Tomi Peltola, Aki Havulinna, Veikko Salomaa, and Aki Vehtari write:

This paper describes an application of Bayesian linear survival regression . . . We compare the Gaussian, Laplace and horseshoe shrinkage priors, and find that the last has the best predictive performance and shrinks strong predictors less than the others. . . .

And here’s their R and Stan code!

P.S. Here’s more horseshoe from PyStan developer Allen Riddell, who writes:

Betting that only a subset of the explanatory variables are useful for prediction is a bet on sparsity. A popular model making this bet is the Lasso or, less handily, L1-regularized regression. A Bayesian competitor to the Lasso makes use of the “Horseshoe prior” (which I’ll call “the Horseshoe” for symmetry). This prior captures the belief that regression coefficients are rather likely to be zero (the bet on sparsity). The following shows how to use the Horseshoe in Stan.

And the Horseshoe+ prior from Anindya Bhadra, Jyotishka Datta, Nicholas Polson, and Brandon Willard, who write:

The horseshoe+ prior is a natural extension of the horseshoe prior . . . concentrates at a rate faster than that of the horseshoe in the Kullback-Leibler (K-L) sense . . . lower mean squared error . . . In simulations, the horseshoe+ estimator demonstrates superior performance in a standard design setting against competing methods, including the horseshoe and Dirichlet-Laplace estimators. . . .

And they too have R and Stan code!

I thought this was going to be a study of how many Bayesians made it to the next round in the horseshoes tournament in Stanton. Imagine my disappoint.

Stan-code given for the regression coefficients in the first PS.-link:

`beta[i] ~ normal(0, square(lambda[i]) * square(tau));`

I think the “square”-calls should be dropped, since stan uses standard deviation parametrization rather than variance for normal:

`beta[i] ~ normal(0, lambda[i] * tau);`

In the third link, horseshoe prior is given by:

transformed parameters {

vector[J] theta;

vector[J] lambda;

lambda <- lambda_step * tau;

theta <- (theta_step .* lambda_step) * tau;

}

model {

tau ~ cauchy(0, 1.0/J);

lambda_step ~ cauchy(0, 1);

theta_step ~ normal(0, 1);

y ~ normal(theta, 1);

}

I don't understand a couple of things here. Why tau isn't constrained to be positive? And why lambda can be calculated as a product of lambda_step and tau?

lambda_step is Cauchy(0,1), so lambda computed as product of lambda_step and tau is Cauchy(0, tau), which is how lambda is defined in the model. (I would compute theta as product of theta_step and lambda in the code rather than re-doing the lambda_step and tau product for theta.)

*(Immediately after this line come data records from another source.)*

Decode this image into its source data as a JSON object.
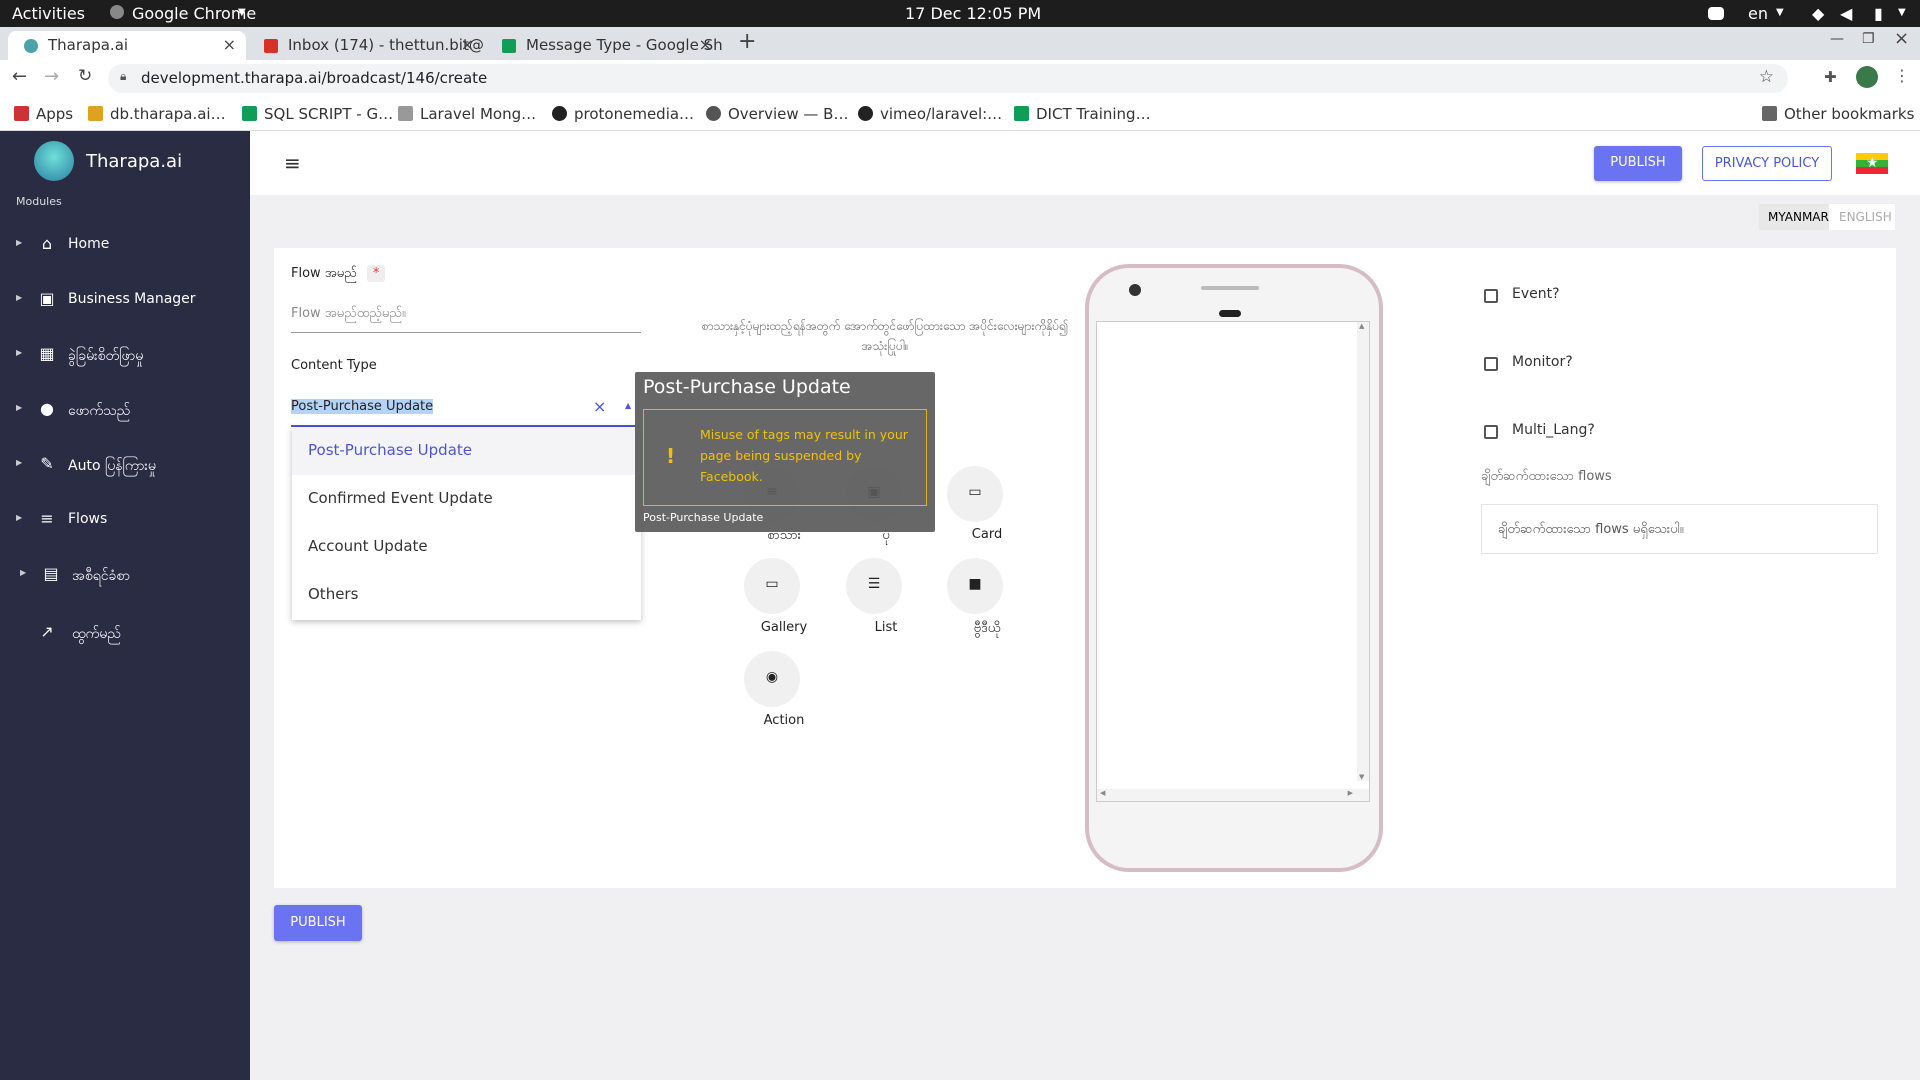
{
  "os": {
    "activities": "Activities",
    "app_name": "Google Chrome",
    "clock": "17 Dec  12:05 PM",
    "lang": "en"
  },
  "browser": {
    "tabs": [
      {
        "title": "Tharapa.ai"
      },
      {
        "title": "Inbox (174) - thettun.bit@"
      },
      {
        "title": "Message Type - Google Sh"
      }
    ],
    "url": "development.tharapa.ai/broadcast/146/create",
    "bookmarks": [
      "Apps",
      "db.tharapa.ai…",
      "SQL SCRIPT - G…",
      "Laravel Mong…",
      "protonemedia…",
      "Overview — B…",
      "vimeo/laravel:…",
      "DICT Training…"
    ],
    "other_bookmarks": "Other bookmarks"
  },
  "sidebar": {
    "brand": "Tharapa.ai",
    "section": "Modules",
    "items": [
      {
        "label": "Home",
        "icon": "home-icon"
      },
      {
        "label": "Business Manager",
        "icon": "briefcase-icon"
      },
      {
        "label": "ခွဲခြမ်းစိတ်ဖြာမှု",
        "icon": "dashboard-icon"
      },
      {
        "label": "ဖောက်သည်",
        "icon": "person-icon"
      },
      {
        "label": "Auto ပြန်ကြားမှု",
        "icon": "wrench-icon"
      },
      {
        "label": "Flows",
        "icon": "filter-icon"
      },
      {
        "label": "အစီရင်ခံစာ",
        "icon": "document-icon"
      },
      {
        "label": "ထွက်မည်",
        "icon": "external-link-icon"
      }
    ]
  },
  "header": {
    "publish": "PUBLISH",
    "privacy": "PRIVACY POLICY"
  },
  "lang_toggle": {
    "myanmar": "MYANMAR",
    "english": "ENGLISH"
  },
  "form": {
    "flow_name_label": "Flow အမည်",
    "required_mark": "*",
    "flow_name_placeholder": "Flow အမည်ထည့်မည်။",
    "content_type_label": "Content Type",
    "content_type_value": "Post-Purchase Update",
    "content_type_options": [
      "Post-Purchase Update",
      "Confirmed Event Update",
      "Account Update",
      "Others"
    ],
    "hint": "စာသားနှင့်ပုံများထည့်ရန်အတွက် အောက်တွင်ဖော်ပြထားသော အပိုင်းလေးများကိုနှိပ်၍ အသုံးပြုပါ။"
  },
  "tooltip": {
    "title": "Post-Purchase Update",
    "warning": "Misuse of tags may result in your page being suspended by Facebook.",
    "footer": "Post-Purchase Update"
  },
  "blocks": [
    {
      "label": "စာသား",
      "icon": "text-icon"
    },
    {
      "label": "ပုံ",
      "icon": "image-icon"
    },
    {
      "label": "Card",
      "icon": "card-icon"
    },
    {
      "label": "Gallery",
      "icon": "gallery-icon"
    },
    {
      "label": "List",
      "icon": "list-icon"
    },
    {
      "label": "ဗွီဒီယို",
      "icon": "video-icon"
    },
    {
      "label": "Action",
      "icon": "radio-icon"
    }
  ],
  "options": {
    "event": "Event?",
    "monitor": "Monitor?",
    "multi_lang": "Multi_Lang?",
    "linked_flows_label": "ချိတ်ဆက်ထားသော flows",
    "linked_flows_empty": "ချိတ်ဆက်ထားသော flows မရှိသေးပါ။"
  },
  "footer": {
    "publish": "PUBLISH"
  }
}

As long as the prior is zero mean, tau doesn’t strictly need to be constrained to be positive (if tau changes sign, one can change the signs of theta_step to give the same theta). Still, I would probably recommend constraining it to be positive to remove the sign ambiguity as the ambiguity will make the posterior multimodal for tau and theta_step. Although a single chain will probably sample from one of the modes, multiple chains might end up in different modes, which can complicate the analysis of the posterior samples (e.g., the automatic multi-chain convergence statistics will probably not like this). An of course, if one were to change the code to use Cauchy(0, tau) for lambda, negative tau values would not make sense.

Absolutely — allways identify parameters where you can for exactly the reasons T mentions.

I just love seeing all this great advice and code in Stan. Thanks!